The film, set in an indeterminate "post-disaster" future, a world in ruins where pain has been abolished, features the director's favorite actor, Viggo Mortensen ("A History of Violence", 2005; "The Promises of shadow"; 2007, "A Dangerous Method", 2011).

This time in the shoes of a very special performer, Saul.

His creations?

Tattoos made raw on his internal organs, during surgical operations carried out in public.

Watchword: "surgery is the new sex".

The scalpel is wielded by Caprice, played by a wax-faced Léa Seydoux, while a nebulous police force, the Office of the National Organ Registry, represented by Kristen Stewart, monitors them from a distance.

The subject is sometimes obscure, on the evolution of humanity and the "naturally unnatural", these "neo-organs" cultivated inside bodies by machines that seem to have come out of the 1980s and its puzzling "punchlines" ("zippers have their own sex appeal").

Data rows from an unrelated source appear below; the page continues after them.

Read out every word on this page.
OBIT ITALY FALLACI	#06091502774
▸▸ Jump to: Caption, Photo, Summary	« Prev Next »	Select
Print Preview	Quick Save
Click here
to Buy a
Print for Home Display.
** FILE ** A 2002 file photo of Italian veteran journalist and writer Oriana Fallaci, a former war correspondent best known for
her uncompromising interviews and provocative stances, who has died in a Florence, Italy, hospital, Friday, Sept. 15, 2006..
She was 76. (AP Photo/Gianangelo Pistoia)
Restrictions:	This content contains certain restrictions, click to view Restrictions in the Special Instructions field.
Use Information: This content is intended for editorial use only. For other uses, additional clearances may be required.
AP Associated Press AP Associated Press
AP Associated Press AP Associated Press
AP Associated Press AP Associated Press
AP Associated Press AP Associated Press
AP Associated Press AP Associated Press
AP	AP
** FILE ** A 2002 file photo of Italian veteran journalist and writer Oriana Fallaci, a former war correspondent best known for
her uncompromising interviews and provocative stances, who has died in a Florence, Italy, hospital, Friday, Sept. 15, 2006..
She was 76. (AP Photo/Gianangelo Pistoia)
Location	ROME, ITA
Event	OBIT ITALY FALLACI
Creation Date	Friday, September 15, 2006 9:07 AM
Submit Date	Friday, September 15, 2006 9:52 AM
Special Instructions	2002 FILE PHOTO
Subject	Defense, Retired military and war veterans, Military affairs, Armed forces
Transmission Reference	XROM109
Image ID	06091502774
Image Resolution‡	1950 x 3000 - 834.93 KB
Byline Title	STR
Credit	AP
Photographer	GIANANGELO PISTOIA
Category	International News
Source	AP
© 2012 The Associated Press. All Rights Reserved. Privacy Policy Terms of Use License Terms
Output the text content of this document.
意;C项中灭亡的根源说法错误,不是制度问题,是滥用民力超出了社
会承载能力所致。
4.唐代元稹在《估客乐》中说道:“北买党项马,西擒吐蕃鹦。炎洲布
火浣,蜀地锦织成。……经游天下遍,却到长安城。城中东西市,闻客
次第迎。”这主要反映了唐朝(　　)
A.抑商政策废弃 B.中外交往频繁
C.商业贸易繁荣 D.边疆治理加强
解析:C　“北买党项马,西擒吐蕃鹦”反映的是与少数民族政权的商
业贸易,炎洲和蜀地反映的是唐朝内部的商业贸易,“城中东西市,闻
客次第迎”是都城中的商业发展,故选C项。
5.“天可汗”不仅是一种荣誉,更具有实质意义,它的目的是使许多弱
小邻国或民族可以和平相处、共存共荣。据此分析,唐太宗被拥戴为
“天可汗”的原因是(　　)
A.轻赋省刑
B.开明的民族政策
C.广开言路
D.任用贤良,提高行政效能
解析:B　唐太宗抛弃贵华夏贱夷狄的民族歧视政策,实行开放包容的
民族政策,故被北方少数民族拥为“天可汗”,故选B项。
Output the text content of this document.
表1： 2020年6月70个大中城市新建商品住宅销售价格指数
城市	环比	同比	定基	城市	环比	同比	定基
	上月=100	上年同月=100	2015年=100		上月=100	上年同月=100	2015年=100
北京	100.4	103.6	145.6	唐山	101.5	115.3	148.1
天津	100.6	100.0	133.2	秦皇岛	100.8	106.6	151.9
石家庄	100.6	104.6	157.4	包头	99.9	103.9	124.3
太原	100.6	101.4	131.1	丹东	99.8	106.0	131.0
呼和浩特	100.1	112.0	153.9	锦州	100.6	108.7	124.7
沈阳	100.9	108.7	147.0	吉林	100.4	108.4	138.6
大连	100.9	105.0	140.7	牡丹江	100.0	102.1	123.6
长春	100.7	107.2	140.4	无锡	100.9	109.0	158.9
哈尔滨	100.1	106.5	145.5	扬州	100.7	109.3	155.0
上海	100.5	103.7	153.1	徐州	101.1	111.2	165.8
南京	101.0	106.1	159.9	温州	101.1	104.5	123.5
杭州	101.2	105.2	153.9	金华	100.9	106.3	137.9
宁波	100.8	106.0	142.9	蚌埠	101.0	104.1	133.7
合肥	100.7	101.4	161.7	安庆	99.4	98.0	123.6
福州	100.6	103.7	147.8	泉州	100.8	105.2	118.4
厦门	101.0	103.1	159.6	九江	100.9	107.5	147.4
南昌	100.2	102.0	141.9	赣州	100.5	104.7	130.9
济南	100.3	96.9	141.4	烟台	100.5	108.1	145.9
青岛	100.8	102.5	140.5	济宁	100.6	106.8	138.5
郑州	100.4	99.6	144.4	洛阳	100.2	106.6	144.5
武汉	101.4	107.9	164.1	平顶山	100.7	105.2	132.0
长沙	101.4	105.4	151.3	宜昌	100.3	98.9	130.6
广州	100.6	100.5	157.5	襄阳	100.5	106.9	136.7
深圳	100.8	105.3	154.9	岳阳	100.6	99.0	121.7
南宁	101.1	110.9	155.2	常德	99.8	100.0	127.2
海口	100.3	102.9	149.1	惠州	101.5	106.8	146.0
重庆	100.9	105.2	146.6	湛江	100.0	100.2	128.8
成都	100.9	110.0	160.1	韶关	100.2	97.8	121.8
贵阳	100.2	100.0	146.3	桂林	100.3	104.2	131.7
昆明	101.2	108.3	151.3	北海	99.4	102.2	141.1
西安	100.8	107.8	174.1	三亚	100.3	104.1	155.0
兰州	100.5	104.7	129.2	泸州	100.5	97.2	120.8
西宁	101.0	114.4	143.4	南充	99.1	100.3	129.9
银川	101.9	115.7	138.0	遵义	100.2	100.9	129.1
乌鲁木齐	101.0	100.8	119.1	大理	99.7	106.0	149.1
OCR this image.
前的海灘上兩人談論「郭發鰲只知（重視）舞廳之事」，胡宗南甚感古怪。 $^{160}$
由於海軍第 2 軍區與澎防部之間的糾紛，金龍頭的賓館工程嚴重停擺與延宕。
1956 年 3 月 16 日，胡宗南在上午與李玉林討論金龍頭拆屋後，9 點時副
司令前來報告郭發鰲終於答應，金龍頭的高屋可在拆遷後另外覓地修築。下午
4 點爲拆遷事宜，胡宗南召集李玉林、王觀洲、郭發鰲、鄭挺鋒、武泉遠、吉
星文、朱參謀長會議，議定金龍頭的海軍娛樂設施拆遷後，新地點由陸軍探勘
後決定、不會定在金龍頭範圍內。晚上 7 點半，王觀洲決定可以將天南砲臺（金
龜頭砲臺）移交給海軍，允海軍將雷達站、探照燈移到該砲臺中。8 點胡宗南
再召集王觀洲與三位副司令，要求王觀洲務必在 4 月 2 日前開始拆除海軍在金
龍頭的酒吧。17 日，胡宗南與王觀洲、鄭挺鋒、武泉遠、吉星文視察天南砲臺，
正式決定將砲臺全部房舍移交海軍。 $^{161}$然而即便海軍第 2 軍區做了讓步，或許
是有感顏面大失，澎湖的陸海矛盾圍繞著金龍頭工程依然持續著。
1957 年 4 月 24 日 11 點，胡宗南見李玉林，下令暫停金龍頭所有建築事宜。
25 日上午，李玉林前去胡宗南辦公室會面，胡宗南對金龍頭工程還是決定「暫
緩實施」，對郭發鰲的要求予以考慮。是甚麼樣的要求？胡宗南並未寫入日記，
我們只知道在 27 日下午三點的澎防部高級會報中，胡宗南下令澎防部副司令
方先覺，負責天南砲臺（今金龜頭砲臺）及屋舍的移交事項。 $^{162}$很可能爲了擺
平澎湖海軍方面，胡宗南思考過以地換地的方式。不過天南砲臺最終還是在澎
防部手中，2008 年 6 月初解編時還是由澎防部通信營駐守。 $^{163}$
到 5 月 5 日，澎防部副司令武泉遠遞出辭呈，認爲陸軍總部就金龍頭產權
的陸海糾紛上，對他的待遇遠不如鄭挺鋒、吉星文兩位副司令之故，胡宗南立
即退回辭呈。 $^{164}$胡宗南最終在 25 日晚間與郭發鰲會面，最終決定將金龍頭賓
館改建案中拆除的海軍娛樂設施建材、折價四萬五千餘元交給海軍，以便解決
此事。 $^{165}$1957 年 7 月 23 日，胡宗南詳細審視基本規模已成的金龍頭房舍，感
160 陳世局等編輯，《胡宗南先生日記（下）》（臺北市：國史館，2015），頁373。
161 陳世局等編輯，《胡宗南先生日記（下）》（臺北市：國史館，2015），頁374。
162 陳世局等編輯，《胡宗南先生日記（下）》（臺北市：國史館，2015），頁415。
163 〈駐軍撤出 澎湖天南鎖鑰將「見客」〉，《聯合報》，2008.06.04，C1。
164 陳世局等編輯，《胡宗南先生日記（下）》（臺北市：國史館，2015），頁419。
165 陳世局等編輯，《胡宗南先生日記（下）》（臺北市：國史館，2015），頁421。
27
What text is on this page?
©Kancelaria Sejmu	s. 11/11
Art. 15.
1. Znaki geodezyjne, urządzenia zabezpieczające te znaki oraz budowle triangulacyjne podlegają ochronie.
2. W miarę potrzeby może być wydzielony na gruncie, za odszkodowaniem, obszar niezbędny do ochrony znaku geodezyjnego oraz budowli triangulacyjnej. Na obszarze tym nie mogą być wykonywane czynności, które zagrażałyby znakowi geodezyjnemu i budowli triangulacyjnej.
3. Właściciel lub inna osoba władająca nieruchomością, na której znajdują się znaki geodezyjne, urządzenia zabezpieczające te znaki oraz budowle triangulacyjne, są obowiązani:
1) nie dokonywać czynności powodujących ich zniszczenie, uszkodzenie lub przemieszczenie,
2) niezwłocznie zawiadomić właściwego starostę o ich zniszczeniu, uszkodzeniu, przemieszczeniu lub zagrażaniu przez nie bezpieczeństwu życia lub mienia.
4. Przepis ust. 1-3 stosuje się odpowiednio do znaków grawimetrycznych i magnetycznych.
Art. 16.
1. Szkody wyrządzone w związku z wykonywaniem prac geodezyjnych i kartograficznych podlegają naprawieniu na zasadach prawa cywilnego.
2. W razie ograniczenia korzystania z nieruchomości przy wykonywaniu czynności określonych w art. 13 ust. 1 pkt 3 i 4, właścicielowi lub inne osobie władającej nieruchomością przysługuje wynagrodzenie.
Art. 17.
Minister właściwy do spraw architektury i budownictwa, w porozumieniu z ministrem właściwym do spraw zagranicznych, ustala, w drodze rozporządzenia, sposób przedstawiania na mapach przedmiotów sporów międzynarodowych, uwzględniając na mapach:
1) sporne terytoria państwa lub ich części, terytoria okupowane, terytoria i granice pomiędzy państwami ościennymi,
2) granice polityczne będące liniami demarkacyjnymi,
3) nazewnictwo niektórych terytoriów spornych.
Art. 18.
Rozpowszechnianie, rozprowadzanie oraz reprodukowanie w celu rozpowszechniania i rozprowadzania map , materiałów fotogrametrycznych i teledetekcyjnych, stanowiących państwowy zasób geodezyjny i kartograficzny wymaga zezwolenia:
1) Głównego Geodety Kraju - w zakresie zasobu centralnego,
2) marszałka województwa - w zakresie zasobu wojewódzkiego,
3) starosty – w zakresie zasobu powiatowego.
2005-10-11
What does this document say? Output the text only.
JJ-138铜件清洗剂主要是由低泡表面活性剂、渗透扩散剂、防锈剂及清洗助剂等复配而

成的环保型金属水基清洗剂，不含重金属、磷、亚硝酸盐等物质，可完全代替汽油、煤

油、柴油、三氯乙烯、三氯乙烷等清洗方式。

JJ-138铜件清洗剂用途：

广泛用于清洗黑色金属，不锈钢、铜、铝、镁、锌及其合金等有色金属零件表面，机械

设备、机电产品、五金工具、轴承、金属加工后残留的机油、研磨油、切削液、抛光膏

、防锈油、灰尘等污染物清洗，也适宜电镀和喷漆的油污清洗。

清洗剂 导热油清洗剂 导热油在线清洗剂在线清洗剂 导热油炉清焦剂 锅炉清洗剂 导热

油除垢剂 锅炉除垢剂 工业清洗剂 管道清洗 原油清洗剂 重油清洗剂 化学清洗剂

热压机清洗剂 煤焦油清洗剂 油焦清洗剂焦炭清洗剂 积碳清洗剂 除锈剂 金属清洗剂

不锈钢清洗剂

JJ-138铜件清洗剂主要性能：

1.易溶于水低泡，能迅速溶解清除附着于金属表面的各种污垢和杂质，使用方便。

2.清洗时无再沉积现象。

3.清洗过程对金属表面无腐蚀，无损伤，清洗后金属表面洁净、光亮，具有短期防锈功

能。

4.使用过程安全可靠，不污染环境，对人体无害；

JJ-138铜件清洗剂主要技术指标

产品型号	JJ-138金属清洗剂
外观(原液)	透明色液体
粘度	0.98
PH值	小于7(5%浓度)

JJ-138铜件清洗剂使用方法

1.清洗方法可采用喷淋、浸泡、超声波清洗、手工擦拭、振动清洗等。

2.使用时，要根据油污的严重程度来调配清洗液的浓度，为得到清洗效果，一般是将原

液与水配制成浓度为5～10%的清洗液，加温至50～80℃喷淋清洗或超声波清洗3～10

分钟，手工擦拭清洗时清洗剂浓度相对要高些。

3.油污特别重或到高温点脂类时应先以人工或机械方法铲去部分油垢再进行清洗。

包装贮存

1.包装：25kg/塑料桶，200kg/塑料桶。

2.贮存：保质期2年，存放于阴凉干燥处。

Above all, the film marks the director's return to "body horror", after an eight-year absence.

"In this film, I tried to look at what was inside the body", he summarizes for AFP, for his sixth time in competition.

From the opening sequence, sensitive souls will be tested: we see a child crunching in a plastic chair as in a chocolate bar, before being murdered, suffocated under a cushion, by his mother.

- "Ahead of the times" -

"There are things I wouldn't like to see, but it's very specific. Cruelty I don't like, especially cruelty to children (...) I wouldn't say it shocks me but I don't like to watch", nuance the one who has three children and four grandchildren.

The scent of sulfur that surrounds the 79-year-old director is nothing new: from his debut in competition in 1996, he caused a scandal, dividing the critics but winning a Special Jury Prize, with "Crash".

Canadian director David Cronenberg and American actor Viggo Mortensen during a press conference for the film "Crimes of the Future", May 24, 2022 at the Cannes Film Festival Stefano Rellandini AFP

This film all about sex, violence and car accidents inspired "Titanium", Palme d'or 2021, by Julia Ducournau.

Another type of accident took place on "Crimes of the Future", with filming abruptly stopped for exhausted budget.

Magnetic actor made famous by "Lord of the Rings", "Captain Fantastic" or "Green book: on the roads of the south", Mortensen, already often filmed naked by Cronenberg, this time takes out his guts, literally.

"For some shots, I was very happy not to be in my own skin", confides the actor to AFP, in particular with reference to the scenes of evisceration, shot in Athens by more than 40 degrees.

"Clearly, there are things you can't do to your body by then doing a second or third take!"

"We have a friendship with David and a trust that allows me to let him try unusual things that I wouldn't necessarily try with others without knowing if they're asking for it for the value of the shot or for the show," continues -he.

For him, Cronenberg is "ahead of his time" and his films must be seen "four or five times in a row" to be understood.